10 October 2022 03:00 am Views - 3442
As business conditions have become more difficult and people’s lifestyles gotten more challenging due to tight monetary conditions prevailing since early this year, the officials in both the Central Bank and the government are hearing more calls of late to lower interest rates as a means to ease these economic hardships.
However, Central Bank officials last week warned against prematurely cutting rates to support businesses and consumers as doing so would undo even the very little progress the economy has made thus far resulting in more pain by way of price pressures becoming stickier at the current exponentially higher levels.
As a result, the officials warned that doing business could become more difficult than it is today and consumers would have to endure more cost of living pain for a prolonged period if they lift their foot off the monetary brakes early, before defeating the monster inflation which has gripped everyone at present.
The Central Bank last week said they believe the inflation might have peaked in September when the Colombo consumer prices came in at 69.8 percent from a year ago, potentially setting off a disinflation path hereafter.
But, a meaningful reduction in inflation to their desired range of 4 to 6 percent which could somewhat safeguard people’s real incomes and ensure a reasonable level of economic well being appears to be at least 18 to 24 months away from now.

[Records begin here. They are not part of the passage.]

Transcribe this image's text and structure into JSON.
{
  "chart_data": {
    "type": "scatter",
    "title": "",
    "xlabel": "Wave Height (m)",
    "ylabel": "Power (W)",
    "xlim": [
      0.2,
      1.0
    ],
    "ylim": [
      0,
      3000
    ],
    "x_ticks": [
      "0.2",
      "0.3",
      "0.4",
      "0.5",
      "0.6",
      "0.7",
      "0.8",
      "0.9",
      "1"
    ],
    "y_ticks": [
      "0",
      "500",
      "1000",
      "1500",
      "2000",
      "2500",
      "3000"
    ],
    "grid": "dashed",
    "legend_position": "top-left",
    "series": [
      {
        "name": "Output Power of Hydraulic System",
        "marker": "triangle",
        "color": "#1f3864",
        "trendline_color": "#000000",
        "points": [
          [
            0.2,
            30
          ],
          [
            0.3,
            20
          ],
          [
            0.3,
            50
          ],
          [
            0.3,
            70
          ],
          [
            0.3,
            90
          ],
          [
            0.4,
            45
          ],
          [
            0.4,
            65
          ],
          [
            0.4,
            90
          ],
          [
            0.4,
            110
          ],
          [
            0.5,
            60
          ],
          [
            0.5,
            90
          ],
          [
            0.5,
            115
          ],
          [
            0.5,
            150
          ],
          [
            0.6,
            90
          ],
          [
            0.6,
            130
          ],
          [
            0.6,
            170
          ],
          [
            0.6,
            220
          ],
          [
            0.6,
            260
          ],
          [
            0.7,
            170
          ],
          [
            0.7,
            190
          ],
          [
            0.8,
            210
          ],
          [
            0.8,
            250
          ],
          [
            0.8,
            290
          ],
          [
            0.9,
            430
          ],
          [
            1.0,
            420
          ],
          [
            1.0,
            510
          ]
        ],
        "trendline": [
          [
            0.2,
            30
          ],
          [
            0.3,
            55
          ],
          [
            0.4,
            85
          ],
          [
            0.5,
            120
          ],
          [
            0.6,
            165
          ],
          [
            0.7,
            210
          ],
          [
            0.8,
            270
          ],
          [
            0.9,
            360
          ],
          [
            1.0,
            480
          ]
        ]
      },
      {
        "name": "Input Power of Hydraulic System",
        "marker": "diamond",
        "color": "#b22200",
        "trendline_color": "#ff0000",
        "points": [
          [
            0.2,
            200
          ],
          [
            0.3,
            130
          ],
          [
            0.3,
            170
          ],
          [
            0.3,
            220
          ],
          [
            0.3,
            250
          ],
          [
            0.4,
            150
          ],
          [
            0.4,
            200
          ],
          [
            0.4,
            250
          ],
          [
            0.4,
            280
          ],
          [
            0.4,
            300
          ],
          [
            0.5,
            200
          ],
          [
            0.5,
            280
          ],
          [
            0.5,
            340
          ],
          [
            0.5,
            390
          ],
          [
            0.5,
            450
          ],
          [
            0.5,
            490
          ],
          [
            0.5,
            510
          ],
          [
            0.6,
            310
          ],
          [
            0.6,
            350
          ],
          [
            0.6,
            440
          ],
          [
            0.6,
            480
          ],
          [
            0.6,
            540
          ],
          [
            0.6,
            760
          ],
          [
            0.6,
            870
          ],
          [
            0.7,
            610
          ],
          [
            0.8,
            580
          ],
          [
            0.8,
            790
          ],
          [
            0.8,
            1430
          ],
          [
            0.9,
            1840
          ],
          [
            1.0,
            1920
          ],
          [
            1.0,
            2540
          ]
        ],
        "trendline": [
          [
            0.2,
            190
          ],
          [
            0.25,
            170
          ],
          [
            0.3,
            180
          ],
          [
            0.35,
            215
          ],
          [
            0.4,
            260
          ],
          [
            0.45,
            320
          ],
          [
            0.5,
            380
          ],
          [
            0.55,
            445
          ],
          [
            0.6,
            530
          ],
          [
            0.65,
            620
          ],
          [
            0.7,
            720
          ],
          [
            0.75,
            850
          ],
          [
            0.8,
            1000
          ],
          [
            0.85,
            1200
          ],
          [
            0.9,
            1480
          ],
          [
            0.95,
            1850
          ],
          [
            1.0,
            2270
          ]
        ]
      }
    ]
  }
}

“We have some tradeoffs in making monetary policy. There is a perception in the market that a reduction in interest rates at this juncture helps businesses and households,” said Dr. P.K.G. Harischandra, Director of Economic Research at the Central Bank.
“The Monetary Board believes that to decrease the prevailing high inflation, tight monetary conditions in terms of high-interest rates are essential at this juncture. Lowering interest rates now could delay the disinflation process which would require a larger and more painful upward adjustment in interest rates once again”, he added reading out the text in the presentation made at the press conference held after the monetary policy announcement last week.
No sooner current Governor Dr. Nandalal Weerasinghe took over, the Central Bank delivered a bumper 700 basis point hike in interest rates, followed by another 100 basis points hike in July after the economy started firing inflation at unprecedentedly high levels since the rupee was floated in March after exhausting all reserves.
The Central Banks around the world, including Sri Lanka’s with the exception of China and Japan, are working with a singular focus on reining in inflation at all costs as they are currently on a synchronised path to raise rates led by the United States Federal Reserve which is battling a nearly forty-year high inflation.
The global economies are combating extreme levels of inflation since the latter part of last year due to the unprecedented level of monetary and fiscal stimulus unleashed during the two years of the pandemic that started unraveling by way of causing too much demand for goods while the supplies and supply chains were disrupted due to pandemic-related restrictions.
These conditions got exacerbated by the Russia - Ukraine crisis in February which sent global energy and food prices soaring before showing some signs of easing in recent months on concerns of weaker global growth and potential recessions in certain parts of the world in response to the Central Banks’ resolve to raise rates.
Higher rates are capable of bringing down the demand to or near levels of available supplies through what is called as demand destruction, cooling the red-hot prices, and helping the Central Banks to restore price stability which is their number one mandate.
Price stability allows the Central Banks the space to bring interest rates down once again.